Condition sine qua non à l’intégration à l’Autorité palestinienne, comme formulée par Nabil Chaât, ministre palestinien des Affaires étrangères, le cessez-le-feu de la part du mouvement Hamas n’aura pas lieu. Saïd Siam, un responsable du Hamas, n’a pas mâché ses mots en déclinant la proposition de Nabil Chaât, estimant que le Hamas n’a jamais formulé ce voeu et que, de surcroît, rejoindre les structures actuelles de l’Autorité palestinienne ne figure aucunement dans les convoitises du mouvement de feu Cheikh Yassine, lâchement assassiné par Israël. En conséquence, le responsable en question a affirmé que le Hamas n’avait pas l’intention de déposer les armes.
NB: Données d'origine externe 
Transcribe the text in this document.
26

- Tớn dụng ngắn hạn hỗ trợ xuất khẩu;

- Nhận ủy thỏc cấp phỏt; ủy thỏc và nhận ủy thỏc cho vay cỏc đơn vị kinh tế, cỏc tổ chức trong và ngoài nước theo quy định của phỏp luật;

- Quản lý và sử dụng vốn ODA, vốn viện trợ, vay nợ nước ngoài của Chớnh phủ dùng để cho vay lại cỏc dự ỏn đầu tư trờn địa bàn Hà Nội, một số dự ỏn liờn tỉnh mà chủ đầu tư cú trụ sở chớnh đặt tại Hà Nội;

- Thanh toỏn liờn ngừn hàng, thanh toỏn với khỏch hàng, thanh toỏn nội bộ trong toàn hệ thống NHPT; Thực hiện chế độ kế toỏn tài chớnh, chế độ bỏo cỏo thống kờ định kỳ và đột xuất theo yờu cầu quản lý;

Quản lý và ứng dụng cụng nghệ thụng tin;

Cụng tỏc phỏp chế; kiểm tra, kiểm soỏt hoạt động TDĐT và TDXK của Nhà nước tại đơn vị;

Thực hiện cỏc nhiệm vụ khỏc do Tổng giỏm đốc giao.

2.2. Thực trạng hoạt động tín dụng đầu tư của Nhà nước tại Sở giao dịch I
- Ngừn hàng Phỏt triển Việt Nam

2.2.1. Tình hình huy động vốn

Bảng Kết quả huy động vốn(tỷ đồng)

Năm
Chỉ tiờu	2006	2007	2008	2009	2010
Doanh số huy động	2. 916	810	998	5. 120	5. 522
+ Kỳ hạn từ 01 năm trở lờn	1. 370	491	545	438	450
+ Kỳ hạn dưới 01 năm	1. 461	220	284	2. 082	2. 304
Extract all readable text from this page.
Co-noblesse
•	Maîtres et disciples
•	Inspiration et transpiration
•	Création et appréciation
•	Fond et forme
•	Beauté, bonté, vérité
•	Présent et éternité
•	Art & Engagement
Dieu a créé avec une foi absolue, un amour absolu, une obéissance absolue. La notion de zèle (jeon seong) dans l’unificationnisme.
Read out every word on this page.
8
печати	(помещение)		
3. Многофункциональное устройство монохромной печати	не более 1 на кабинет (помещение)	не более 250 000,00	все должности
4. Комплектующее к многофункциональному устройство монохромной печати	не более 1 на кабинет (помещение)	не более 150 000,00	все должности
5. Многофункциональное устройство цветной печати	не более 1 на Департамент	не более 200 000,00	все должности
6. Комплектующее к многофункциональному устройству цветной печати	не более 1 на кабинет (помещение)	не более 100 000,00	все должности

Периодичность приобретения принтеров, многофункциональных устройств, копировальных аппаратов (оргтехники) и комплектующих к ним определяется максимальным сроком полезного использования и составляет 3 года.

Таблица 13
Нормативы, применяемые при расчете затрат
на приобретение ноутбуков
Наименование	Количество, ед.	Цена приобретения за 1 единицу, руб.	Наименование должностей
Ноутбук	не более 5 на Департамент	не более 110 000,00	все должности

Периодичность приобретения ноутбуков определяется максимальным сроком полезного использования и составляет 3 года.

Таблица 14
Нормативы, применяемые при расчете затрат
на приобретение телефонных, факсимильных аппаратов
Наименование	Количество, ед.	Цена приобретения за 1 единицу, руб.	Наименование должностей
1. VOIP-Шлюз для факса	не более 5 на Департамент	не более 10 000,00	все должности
«Nous n’avons pas demandé à intégrer l’Autorité palestinienne existante, mais nous participons au dialogue en cours sur un retrait israélien», a expliqué M. Siam, qualifiant la condition posée par M. Chaât de « déplacée », dans une déclaration reprise par l’AFP.
Cependant, l’intégration du Hamas à l’Autorité palestinienne n’est pas vraiment un projet qui tient à coeur aux États-Unis. En effet, Washington avait, en début de semaine, mis en garde l’Autorité palestinienne contre une intégration du Hamas, qu’elle souhaite voir évincé, sinon complètement dissout. La Maison-Blanche qualifie le Hamas « d’organisation terroriste » et lui impute l’entière responsabilité de la majorité des attaques visant Israël.
Par ailleurs, la proposition du ministre des Affaires étrangères fait suite à un éventuel retrait israélien de la bande de Gaza, comme prévu par Ariel Sharon, qui avait, toutefois, insisté sur le maintien d’une force militaire aux frontières avec l’Egypte.
Le souhait de Nabil Chaât – qui effectuera une visite à Washington les jours à venir – relatif à l’observation d’une trêve de la part du Hamas, est également animé par les intentions des Etats-Unis et de la Banque mondiale de mettre à la disposition de l’Autorité palestinienne une importante aide économique, destinée au développement de la bande de Gaza, en cas de retrait des colonies juives. Mais Saïd Siam ne voit aucun intérêt à ce que le Hamas s’inscrive dans cette démarche, tant que les colons seront présents dans la Bande de Gaza. « Tant qu’il y a occupation, la résistance va continuer. Si les forces occupantes quittent la Bande de Gaza, nous pourrons participer à l’administration de ce territoire », a-t-il indiqué à l’AFP, soulignant que « l’occupant israélien tue chaque jour des civils, des enfants et des femmes. Quand il cessera de le faire, le Hamas agira en conséquence».
L’intégration du Hamas à l’Autorité palestinienne avait antérieurement été formulée par Yasser Arafat. Une optique qui a toujours buté sur un rejet de la part du mouvement en question, refusant d’être relégué à un rôle de second plan, voire, tout bonnement, exclu.